Isolado internacionalmente, na espiral de uma pandemia descontrolada por ausência de política sanitária, sem unidade interna e sem apoio de massas, a extrema-direita não consegue governar. Em contraposição ao rápido apodrecimento da extrema-direita, em nenhum outro momento desde 2016 a situação se apresenta tão aberta para uma ação hegemônica da esquerda como agora. O retorno de Lula à cena política e a possível unidade da esquerda com um programa antineoliberal compõem nosso objetivo político central a ser trabalhado.
A crise do governo se amplia
A renúncia da cúpula militar é mais um episódio — e talvez o mais significativo — da marcha da extrema-direita rumo à completa incapacidade de governar o país. O comando das forças armadas alinhou-se ao golpe em 2015/16 e defendeu Bolsonaro como alternativa. As análises críticas e as “memórias” do general Villas Boas evidenciaram que a tutela militar sobre o regime político foi uma conquista central da direita no golpe e teve imenso papel no processo eleitoral de 2018, forçando a exclusão de Lula e sendo fiadora da extrema-direita. A queda da cúpula militar agora expressa uma fissura muito importante e novas contradições entre as forças que integram o governo da extrema-direita.

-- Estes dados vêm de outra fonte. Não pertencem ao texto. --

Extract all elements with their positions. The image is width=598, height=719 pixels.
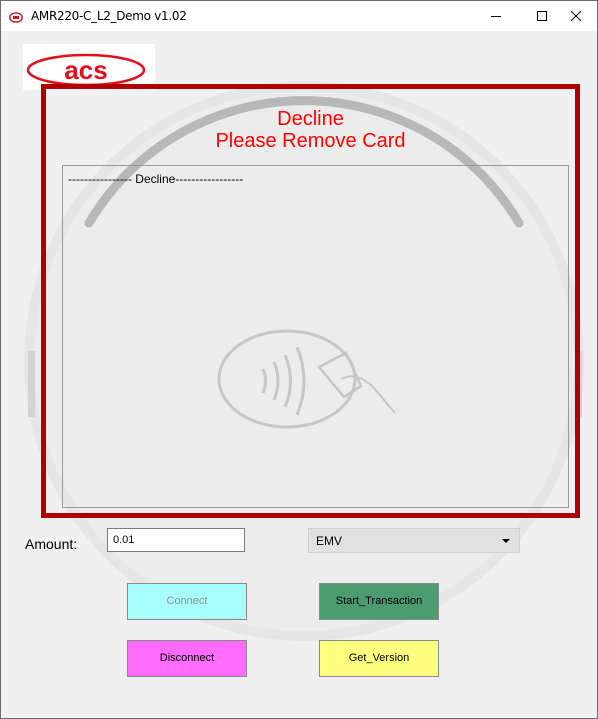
title-bar[interactable]: AMR220-C_L2_Demo v1.02 bbox=[1, 1, 597, 31]
get-version-button[interactable]: Get_Version bbox=[319, 640, 439, 677]
chevron-down-icon bbox=[502, 539, 510, 543]
status-title: Decline Please Remove Card bbox=[46, 108, 575, 152]
maximize-icon bbox=[537, 11, 547, 21]
minimize-button[interactable] bbox=[473, 1, 519, 31]
window-title: AMR220-C_L2_Demo v1.02 bbox=[31, 9, 187, 23]
close-button[interactable] bbox=[553, 1, 597, 31]
status-line-1: Decline bbox=[277, 108, 344, 130]
transaction-mode-value: EMV bbox=[316, 534, 343, 548]
status-line-2: Please Remove Card bbox=[215, 130, 406, 152]
amount-label: Amount: bbox=[25, 536, 78, 552]
client-area: acs Decline Please Remove Card ---------… bbox=[1, 31, 597, 718]
minimize-icon bbox=[491, 16, 501, 17]
log-line: ---------------- Decline----------------… bbox=[68, 172, 244, 186]
disconnect-button[interactable]: Disconnect bbox=[127, 640, 247, 677]
app-icon bbox=[9, 10, 23, 23]
app-window: AMR220-C_L2_Demo v1.02 acs Decline Pleas… bbox=[0, 0, 598, 719]
log-output[interactable]: ---------------- Decline----------------… bbox=[62, 165, 569, 508]
transaction-mode-select[interactable]: EMV bbox=[308, 528, 520, 553]
svg-text:acs: acs bbox=[64, 55, 107, 85]
amount-input[interactable] bbox=[107, 528, 245, 552]
connect-button[interactable]: Connect bbox=[127, 583, 247, 620]
start-transaction-button[interactable]: Start_Transaction bbox=[319, 583, 439, 620]
close-icon bbox=[570, 10, 582, 22]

Ainda não temos todas as informações que cercaram esse desfecho mas a hipótese que baseia o recente pedido de impeachment da oposição é a mais plausível, que estivesse em curso uma tentativa mais ampla de Bolsonaro centralizar politicamente as forças armadas para golpear novamente a democracia face ao risco de uma derrota que cresce dia a dia.
Outro aspectos aspectos a considerar são a queda do ministro das relações internacionais e um pouco antes do ministro da saúde. O primeiro provavelmente é um efeito a derrota de Trump e o impacto negativo a todos os governos e forças de extrema-direita no mundo. O segundo é revelador do profundo desgaste sobre Bolsonaro da escalada exponencial de mortes pela COVID 19, elemento que também foi central na derrota de Trump. Há que se notar ainda o aspecto de comissário de polícia da república velha que vai assumindo o ministério da justiça.
Ainda que ocorrida há mais tempo, a ruptura de Sergio Moro com Bolsonaro — depois de ter sido um dos elementos centrais da sua eleição — também deve ser registrada com uma das fissuras importantes no esquema de dominação da extrema-direita.
A soma de todos esses elementos revela um quadro crescente de fragilidade e, não esqueçamos, de ilegitimidade do governo da extrema-direita no seu momento mais decisivo, na ante-sala da disputa aberta do novo mandato presidencial.
Se na “superestrutura” institucional o quadro é esse, no chão da sociedade, a coisa vai de mal a pior. Todos os cenários de futuro próximo foram rebaixados, afastando a economia brasileira cada vez mais da dinâmica média do mercado mundial. As expectativas são de postergação de retomada econômica para 2022 ou até 2023. Com a massa de desempregados e subempregados ultrapassando a metade da força de trabalho, com a falência em larga escala dos pequenos negócios, com a política econômica ultraliberal do teto de gastos, independência do banco central, sucateamento do aparato de serviços públicos, com a fome e o desespero se espraiando, a sociedade brasileira vai se convertendo num caldeirão prestes a explodir.
O governo da extrema-direita e do capital financeiro — combinação específica do Brasil no contexto da grande crise desatada em 2008 e que prossegue — aprofunda enormemente sua crise.
O desafio da esquerda é torná-la uma crise terminal, produzir a alternativa da sua superação.
A volta de Lula
As decisões no âmbito do STF que virtualmente permitem a candidatura presidencial de Lula trouxeram um duplo e combinado impacto na dinâmica política do país e da esquerda.
Por um lado, ocorre no pior momento de uma crise cumulativa do governo da extrema-direita. A nova presença de Lula pode funcionar como catalisador político de uma alternativa crível e mobilizadora.
Ela também tem um impacto na esquerda e abre, ao que tudo indica, espaço para o diálogo de unidade com vistas a um novo governo para o Brasil. No campo parlamentar, a construção de uma liderança compartilhada da oposição é um avanço nessa direção.
Um passo necessário é a construção de um programa comum para enfrentar os extertores do governo da extrema-direita, os riscos de novos golpes à democracia e a reconstrução e transformação do país. Esse processo se visto em escala ampla, institucional e social, partidos e movimentos e militância, pode se constituir na alternativa democrática mais radical de enfrentamento da extrema-direita até agora. É o fora Bolsonaro na prática. Isso implica em um plano combinado de ação política das forças de esquerda dispostas a realizar o que é preciso e o que é possível de ser alcançado.